El Verbo, sabiduría de Dios, se hizo hombre

San Pedro Crisólogo

Sermón 117

El apóstol san Pablo nos dice que dos hombres dieron origen al género humano, a saber, Adán y Cristo. Dos hombres semejantes en su cuerpo, pero muy diversos en su obrar; totalmente iguales por el número y orden de sus miembros, pero totalmente distintos por su respectivo ori­gen. Dice, en efecto, la Escritura: El primer hombre, Adán, fue un ser animado; el último Adán, un espíritu que da vida.

 Aquel primer Adán fue creado por el segundo, de quien recibió el alma con la cual empezó a vivir; el últi­mo Adán, en cambio, se configuró a sí mismo y fue su propio autor, pues no recibió la vida de nadie, sino que fue el único de quien procede la vida de todos. Aquel primer Adán fue plasmado del barro deleznable; el últi­mo Adán se formó en las entrañas preciosas de la Virgen. En aquél, la tierra se convierte en carne; en éste, la carne llega a ser Dios.

 Y ¿qué más podemos añadir?

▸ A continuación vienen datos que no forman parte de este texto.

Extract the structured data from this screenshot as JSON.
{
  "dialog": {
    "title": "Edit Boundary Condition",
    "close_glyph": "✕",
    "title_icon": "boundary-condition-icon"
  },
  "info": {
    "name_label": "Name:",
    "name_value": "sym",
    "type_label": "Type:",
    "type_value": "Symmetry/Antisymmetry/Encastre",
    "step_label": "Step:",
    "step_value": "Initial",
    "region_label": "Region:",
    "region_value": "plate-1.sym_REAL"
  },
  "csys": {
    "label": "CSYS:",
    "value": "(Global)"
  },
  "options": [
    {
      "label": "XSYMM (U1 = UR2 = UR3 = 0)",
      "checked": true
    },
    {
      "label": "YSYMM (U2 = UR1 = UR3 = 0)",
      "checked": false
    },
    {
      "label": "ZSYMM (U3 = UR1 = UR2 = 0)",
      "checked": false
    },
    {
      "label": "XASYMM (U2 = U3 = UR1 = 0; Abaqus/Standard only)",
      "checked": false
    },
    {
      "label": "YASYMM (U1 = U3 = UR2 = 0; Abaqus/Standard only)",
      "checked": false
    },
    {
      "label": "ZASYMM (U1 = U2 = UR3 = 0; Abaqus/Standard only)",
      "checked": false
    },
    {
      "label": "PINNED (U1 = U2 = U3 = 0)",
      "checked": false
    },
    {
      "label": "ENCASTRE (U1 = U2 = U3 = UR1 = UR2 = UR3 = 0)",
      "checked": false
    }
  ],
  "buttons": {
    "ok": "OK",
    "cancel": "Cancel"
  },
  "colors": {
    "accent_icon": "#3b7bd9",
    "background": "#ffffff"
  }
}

Este es aquel Adán que, cuando creó al primer Adán, colocó en él su divina ima­gen. De aquí que recibiera su naturaleza y adoptara su mismo nombre, para que aquel a quien había formado a su misma imagen no pereciera. El primer Adán es, en rea­lidad, el nuevo Adán; aquel primer Adán tuvo principio, pero este último Adán no tiene fin. Por lo cual, este último es, realmente, también el primero, como él mismo afirma: Yo soy el primero y yo soy el último.

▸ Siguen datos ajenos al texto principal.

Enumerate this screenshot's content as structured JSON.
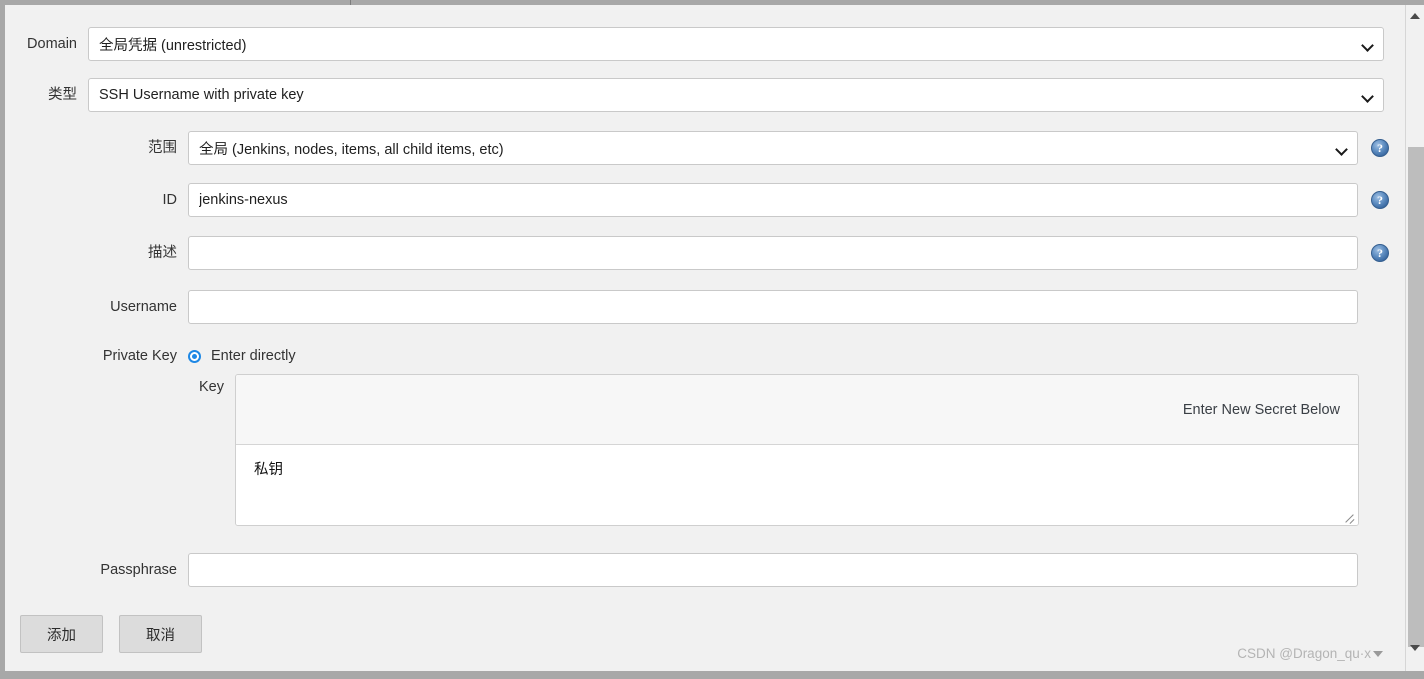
{
  "form": {
    "domain": {
      "label": "Domain",
      "value": "全局凭据 (unrestricted)",
      "icon": "chevron-down-icon"
    },
    "type": {
      "label": "类型",
      "value": "SSH Username with private key",
      "icon": "chevron-down-icon"
    },
    "scope": {
      "label": "范围",
      "value": "全局 (Jenkins, nodes, items, all child items, etc)",
      "icon": "chevron-down-icon",
      "help": "?"
    },
    "id": {
      "label": "ID",
      "value": "jenkins-nexus",
      "placeholder": "",
      "help": "?"
    },
    "description": {
      "label": "描述",
      "value": "",
      "placeholder": "",
      "help": "?"
    },
    "username": {
      "label": "Username",
      "value": "",
      "placeholder": ""
    },
    "private_key": {
      "label": "Private Key",
      "radio_label": "Enter directly",
      "radio_checked": true,
      "key_label": "Key",
      "secret_header": "Enter New Secret Below",
      "secret_value": "私钥"
    },
    "passphrase": {
      "label": "Passphrase",
      "value": "",
      "placeholder": ""
    }
  },
  "actions": {
    "submit_label": "添加",
    "cancel_label": "取消"
  },
  "scrollbar": {
    "up_icon": "triangle-up-icon",
    "down_icon": "triangle-down-icon"
  },
  "watermark": {
    "text": "CSDN @Dragon_qu·x"
  },
  "colors": {
    "page_bg": "#f1f1f1",
    "accent_radio": "#1e88e5",
    "help_icon": "#3c6ba3",
    "button_bg": "#dcdcdc"
  }
}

 «Yo soy el primero, es decir, no tengo principio. Yo soy el último, porque, ciertamente, no tengo fin. No es prime­ro lo espiritual –dice–, sino lo animal. Lo espiritual viene después. El espíritu no fue lo primero –dice–, primero vino la vida y después el espíritu». Antes, sin duda, es la tierra que el fruto, pero la tierra no es tan preciosa como el fruto; aquélla exige lágrimas y trabajo, éste, en cambio, nos proporciona alimento y vida. Con razón el profeta se gloría de tal fruto, cuando dice: Nuestra tierra ha dado su fruto. ¿Qué fruto? Aquel que se afirma en otro lugar: A un fruto de tus entrañas lo pondré sobre tu trono. Y tam­bién: El primer hombre, hecho de tierra, era terreno; el segundo hombre es del cielo.

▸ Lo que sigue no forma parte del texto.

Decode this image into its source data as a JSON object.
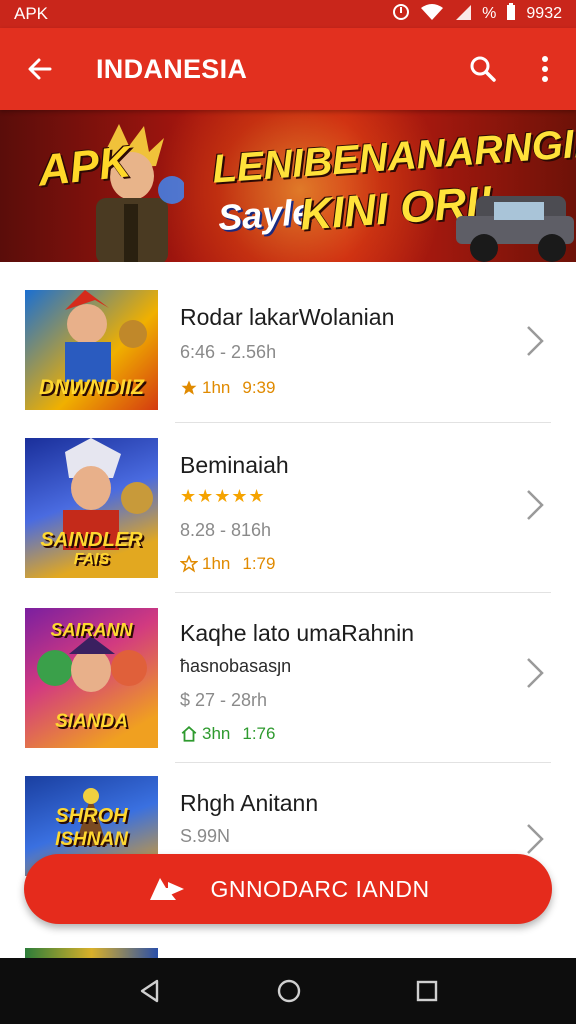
{
  "status_bar": {
    "left_label": "APK",
    "battery_text": "%",
    "time": "9932"
  },
  "app_bar": {
    "title": "INDANESIA"
  },
  "banner": {
    "line_apk": "APK",
    "line1": "LENIBENANARNGIN",
    "line2a": "Sayle",
    "line2b": "KINI ORI!"
  },
  "items": [
    {
      "title": "Rodar lakarWolanian",
      "thumb_text": "DNWNDIIZ",
      "sub": "6:46 - 2.56h",
      "rating_icon": "star",
      "rating_a": "1hn",
      "rating_b": "9:39",
      "rating_color": "#e08a00"
    },
    {
      "title": "Beminaiah",
      "thumb_text": "SAINDLER",
      "thumb_text2": "FAIS",
      "stars": "★★★★★",
      "sub": "8.28 - 816h",
      "rating_icon": "star-outline",
      "rating_a": "1hn",
      "rating_b": "1:79",
      "rating_color": "#e08a00"
    },
    {
      "title": "Kaqhe lato umaRahnin",
      "thumb_text": "SAIRANN",
      "thumb_text2": "SIANDA",
      "sub2": "ħasnobasasȷn",
      "sub": "$ 27 - 28rh",
      "rating_icon": "home-icon",
      "rating_a": "3hn",
      "rating_b": "1:76",
      "rating_color": "#2e9a2e"
    },
    {
      "title": "Rhgh Anitann",
      "thumb_text": "SHROH",
      "thumb_text2": "ISHNAN",
      "sub": "S.99N"
    }
  ],
  "cta": {
    "label": "GNNODARC IANDN",
    "icon": "share-arrow-icon"
  },
  "colors": {
    "primary": "#e2301f",
    "status_bar": "#c9261b",
    "cta": "#e52b1c",
    "nav": "#0d0d0d"
  }
}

 Igual que el terreno son los hombres terrenos; igual que el celestial son los hombres celestiales. ¿Cómo, pues, los que no nacieron con tal naturaleza celestial llegaron a ser de esta naturaleza y no permanecieron tal cual habían na­cido, sino que perseveraron en la condición en que ha­bían renacido? Esto se debe, hermanos, a la acción miste­riosa del Espíritu, el cual fecunda con su luz el seno ma­terno de la fuente virginal, para que aquellos a quienes el origen terreno de su raza da a luz en condición terrena y miserable vuelvan a nacer en condición celestial, y lle­guen a ser semejantes a su mismo Creador. Por tanto, re­nacidos ya, recreados según la imagen de nuestro Crea­dor, realicemos lo que nos dice el Apóstol: Nosotros, que somos imagen del hombre terreno, seamos también imagen del hombre celestial.

 Renacidos ya, como hemos dicho, a semejanza de nuestro Señor, adoptados como verdaderos hijos de Dios, llevemos íntegra y con plena semejanza la imagen de nuestro Creador: no imitándolo en su soberanía, que sólo a él corresponde, sino siendo su imagen por nuestra inocencia, simplicidad, mansedumbre, paciencia, humildad, misericordia y concordia, virtudes todas por las que el Señor se ha dignado hacerse uno de nosotros y ser semejante a nosotros.